The case took wings as though it was as light as a feather. Flying through the air, daddy swerved the car to dodge the light blue bullet. It landed with a thump, rolling a couple of times before landing in the grass. "Stop," I screamed at daddy. "Let's get it." Knowing that you never pass by anything of worth, daddy pulled over onto the shoulder as we watched the car that once carried the case snug on its roof disappear into the horizon. It never slowed down; never paused. In my little girl mind, it was fate; the case was meant to be mine.
I bolted from the car as mama and daddy followed. I picked it up as if it were glass, taking care not to disturb what was inside. I held it tightly to my chest. I couldn't wait to open the latches to see what treasure was inside. For a split second, I felt sympathy for the lady who, around sunset, would discover she no longer had a traveling case and what was inside would be forever gone. That second passed, for now, whatever it was, was mine.
Mama grabbed it from me. "Get back in the car," she said.
I was devastated. I not only wanted, but I needed to see what was inside.
I sulked all the way to our cabin in Hiawassee. I pouted the entire night. Not once did mama open the case, or even offer to let me open it. It was a weekend of ignoring the case. I was mortified.
Sunday night, we loaded the car and traveled back home. The little blue case was shoved into the trunk, right beside my suitcase. "Open me. Open me." I couldn't stand it.
Before we went to bed that night, mama called me into her room and there it sat. On her bed. Top open. "Come look."
Inside was the most beautiful thing I had ever seen. Pastel pink. Chiffon. Ruffles. A long-flowing nightgown which I immediately held to my chest; it even had a little jacket. It whispered of a lady. In a pouch, lipsticks and powder, and even a mirror. I touched everything. I felt the softness between my fingers. All I had ever know was cotton; chiffon only lived in the movies.
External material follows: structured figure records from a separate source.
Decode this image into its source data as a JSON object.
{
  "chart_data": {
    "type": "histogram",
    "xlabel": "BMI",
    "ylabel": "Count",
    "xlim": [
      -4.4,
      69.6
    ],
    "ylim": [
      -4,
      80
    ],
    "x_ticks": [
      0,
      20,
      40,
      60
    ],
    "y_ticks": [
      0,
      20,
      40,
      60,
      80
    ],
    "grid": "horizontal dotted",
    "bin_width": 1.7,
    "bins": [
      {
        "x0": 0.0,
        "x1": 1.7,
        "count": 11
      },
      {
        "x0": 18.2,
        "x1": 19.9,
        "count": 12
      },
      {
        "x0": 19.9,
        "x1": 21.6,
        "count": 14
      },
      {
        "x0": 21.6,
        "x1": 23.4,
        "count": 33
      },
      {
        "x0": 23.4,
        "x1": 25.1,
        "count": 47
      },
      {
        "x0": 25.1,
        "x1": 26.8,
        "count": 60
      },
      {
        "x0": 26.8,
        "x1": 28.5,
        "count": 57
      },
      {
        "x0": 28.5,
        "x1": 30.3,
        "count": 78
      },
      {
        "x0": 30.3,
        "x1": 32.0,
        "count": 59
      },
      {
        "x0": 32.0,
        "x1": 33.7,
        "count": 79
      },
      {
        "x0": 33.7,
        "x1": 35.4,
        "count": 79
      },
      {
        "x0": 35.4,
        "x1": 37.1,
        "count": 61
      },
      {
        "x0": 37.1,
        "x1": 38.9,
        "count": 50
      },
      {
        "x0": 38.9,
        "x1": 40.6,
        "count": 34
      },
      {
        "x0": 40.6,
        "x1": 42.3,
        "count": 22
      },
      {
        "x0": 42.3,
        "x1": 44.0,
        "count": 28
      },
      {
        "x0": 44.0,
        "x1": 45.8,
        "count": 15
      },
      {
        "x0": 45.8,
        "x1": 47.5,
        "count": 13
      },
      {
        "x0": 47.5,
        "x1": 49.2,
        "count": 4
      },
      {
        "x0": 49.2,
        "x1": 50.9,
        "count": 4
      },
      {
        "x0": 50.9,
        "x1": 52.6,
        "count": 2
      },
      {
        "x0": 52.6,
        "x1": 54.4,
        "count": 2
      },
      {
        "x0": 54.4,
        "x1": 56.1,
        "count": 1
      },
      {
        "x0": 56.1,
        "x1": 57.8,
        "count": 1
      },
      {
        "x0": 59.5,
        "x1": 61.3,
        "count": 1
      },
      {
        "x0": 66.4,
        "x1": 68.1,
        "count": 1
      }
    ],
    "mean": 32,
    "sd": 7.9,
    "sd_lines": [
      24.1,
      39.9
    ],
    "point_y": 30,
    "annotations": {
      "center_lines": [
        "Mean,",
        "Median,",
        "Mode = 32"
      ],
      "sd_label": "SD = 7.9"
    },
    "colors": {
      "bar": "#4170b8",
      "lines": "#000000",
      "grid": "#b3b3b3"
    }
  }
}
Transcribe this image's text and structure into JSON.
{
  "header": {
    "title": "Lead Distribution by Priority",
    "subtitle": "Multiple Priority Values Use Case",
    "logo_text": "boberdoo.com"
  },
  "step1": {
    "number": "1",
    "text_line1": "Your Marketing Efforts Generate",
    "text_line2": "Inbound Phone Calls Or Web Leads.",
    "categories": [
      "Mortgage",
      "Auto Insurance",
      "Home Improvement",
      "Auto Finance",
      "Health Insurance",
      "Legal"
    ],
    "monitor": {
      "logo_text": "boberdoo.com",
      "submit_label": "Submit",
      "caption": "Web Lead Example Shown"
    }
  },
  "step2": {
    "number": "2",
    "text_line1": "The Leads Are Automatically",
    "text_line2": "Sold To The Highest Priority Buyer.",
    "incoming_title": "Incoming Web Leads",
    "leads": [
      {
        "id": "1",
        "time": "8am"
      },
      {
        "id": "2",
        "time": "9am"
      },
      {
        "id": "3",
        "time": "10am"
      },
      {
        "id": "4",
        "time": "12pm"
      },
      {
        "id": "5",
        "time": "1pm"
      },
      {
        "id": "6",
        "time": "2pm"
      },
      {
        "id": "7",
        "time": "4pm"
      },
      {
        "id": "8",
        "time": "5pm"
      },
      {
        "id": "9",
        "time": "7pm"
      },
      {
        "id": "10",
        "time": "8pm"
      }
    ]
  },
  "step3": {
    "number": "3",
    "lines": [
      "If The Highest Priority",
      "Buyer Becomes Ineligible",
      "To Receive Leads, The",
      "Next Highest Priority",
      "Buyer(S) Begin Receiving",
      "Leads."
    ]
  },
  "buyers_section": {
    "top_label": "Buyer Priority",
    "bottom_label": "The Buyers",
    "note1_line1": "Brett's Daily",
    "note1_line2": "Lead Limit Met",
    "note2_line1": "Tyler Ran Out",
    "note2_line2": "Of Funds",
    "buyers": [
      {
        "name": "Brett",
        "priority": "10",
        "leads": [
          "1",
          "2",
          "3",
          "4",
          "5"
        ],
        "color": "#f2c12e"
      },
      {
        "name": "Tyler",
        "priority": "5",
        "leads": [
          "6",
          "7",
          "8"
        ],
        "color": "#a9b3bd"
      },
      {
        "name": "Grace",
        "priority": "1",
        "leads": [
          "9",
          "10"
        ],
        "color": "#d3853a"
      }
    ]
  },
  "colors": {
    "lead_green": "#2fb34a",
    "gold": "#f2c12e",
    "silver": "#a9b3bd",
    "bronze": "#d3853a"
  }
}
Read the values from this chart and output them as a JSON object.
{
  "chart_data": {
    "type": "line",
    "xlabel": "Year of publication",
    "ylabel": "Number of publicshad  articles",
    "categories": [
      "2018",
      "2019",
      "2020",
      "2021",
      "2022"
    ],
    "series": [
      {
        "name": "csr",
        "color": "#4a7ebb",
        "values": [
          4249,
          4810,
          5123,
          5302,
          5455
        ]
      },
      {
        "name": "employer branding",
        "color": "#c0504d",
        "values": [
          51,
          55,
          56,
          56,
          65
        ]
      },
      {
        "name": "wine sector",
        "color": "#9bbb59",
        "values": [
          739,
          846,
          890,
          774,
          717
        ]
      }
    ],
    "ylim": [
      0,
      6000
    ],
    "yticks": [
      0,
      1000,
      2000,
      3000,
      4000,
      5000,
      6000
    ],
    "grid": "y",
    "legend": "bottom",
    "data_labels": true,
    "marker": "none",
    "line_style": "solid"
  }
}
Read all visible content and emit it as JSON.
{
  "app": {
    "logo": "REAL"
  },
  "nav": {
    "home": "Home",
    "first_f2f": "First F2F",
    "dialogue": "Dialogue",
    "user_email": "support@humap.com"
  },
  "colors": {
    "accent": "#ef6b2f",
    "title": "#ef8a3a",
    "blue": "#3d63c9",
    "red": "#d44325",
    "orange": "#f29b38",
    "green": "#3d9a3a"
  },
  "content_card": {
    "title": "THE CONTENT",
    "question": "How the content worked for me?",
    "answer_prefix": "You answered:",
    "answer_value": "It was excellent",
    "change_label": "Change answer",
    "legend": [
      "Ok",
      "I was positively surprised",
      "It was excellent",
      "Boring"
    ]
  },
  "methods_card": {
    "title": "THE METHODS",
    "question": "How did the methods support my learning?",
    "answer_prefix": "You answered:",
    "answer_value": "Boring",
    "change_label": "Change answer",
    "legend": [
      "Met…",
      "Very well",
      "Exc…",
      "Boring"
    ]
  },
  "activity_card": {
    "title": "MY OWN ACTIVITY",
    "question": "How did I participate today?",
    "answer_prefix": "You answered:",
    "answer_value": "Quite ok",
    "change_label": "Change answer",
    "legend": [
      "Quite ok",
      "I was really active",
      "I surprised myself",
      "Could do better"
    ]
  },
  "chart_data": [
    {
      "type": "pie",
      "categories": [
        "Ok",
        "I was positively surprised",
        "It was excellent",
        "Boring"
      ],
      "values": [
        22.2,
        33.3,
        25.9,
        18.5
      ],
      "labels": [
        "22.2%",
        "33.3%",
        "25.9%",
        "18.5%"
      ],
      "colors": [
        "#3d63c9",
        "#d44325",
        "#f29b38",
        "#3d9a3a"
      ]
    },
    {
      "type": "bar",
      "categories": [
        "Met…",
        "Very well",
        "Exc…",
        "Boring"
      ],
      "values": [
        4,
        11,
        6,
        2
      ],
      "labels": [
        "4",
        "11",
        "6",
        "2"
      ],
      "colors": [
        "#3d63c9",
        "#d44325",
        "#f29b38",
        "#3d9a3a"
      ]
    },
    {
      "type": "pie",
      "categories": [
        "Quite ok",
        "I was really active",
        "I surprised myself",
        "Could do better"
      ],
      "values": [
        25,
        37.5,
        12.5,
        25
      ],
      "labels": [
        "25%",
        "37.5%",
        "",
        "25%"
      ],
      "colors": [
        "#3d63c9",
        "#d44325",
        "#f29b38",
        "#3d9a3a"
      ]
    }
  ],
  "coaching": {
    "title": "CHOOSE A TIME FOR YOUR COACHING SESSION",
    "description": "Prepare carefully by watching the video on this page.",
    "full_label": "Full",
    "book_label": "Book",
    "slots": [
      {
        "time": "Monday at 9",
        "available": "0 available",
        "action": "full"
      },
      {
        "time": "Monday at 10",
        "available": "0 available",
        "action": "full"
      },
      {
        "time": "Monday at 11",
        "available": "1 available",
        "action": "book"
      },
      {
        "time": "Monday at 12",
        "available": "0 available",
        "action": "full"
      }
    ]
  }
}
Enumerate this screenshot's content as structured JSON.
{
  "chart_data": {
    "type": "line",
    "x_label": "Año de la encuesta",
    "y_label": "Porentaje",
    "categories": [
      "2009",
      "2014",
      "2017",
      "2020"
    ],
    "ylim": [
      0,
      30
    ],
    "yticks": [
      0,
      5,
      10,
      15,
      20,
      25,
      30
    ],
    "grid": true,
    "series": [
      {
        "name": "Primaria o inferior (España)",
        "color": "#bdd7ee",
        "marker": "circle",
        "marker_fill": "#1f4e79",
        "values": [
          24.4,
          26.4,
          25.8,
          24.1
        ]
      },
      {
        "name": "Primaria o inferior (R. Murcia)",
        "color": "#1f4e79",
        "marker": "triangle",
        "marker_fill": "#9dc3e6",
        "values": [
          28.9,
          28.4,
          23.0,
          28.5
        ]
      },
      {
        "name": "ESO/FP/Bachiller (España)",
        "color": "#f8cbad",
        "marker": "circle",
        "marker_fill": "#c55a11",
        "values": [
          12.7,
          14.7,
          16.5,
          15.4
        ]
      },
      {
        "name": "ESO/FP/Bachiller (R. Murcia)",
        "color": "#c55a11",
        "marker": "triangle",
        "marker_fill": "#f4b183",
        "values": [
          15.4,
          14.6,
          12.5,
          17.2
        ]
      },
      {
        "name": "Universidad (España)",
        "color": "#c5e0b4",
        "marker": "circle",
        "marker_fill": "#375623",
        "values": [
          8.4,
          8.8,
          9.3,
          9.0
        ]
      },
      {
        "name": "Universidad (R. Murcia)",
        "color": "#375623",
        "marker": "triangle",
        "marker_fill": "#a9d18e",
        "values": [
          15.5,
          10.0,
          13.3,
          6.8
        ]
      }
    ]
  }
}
That was the last time I saw its contents. The case was emptied and placed in the garage among things that were no longer needed. There it sat - on top of the pile - for the rest of my days.
Today, the case rests on top of other oddly shaped, nostalgic suitcases in my hallway. Every time I pass by, I remember the day it came into my life. The excitement that was born. The beauty and mystery it brought. I keep it as a reminder to keep that same childlike wonder inside me every single day. Granted, that's a stretch some days; but others, just seeing those silver latches makes me smile. I call it my "ten year old Grace Kelly moment." It was then I realized that suitcases + travel = chiffon. Who can deny that rationalization?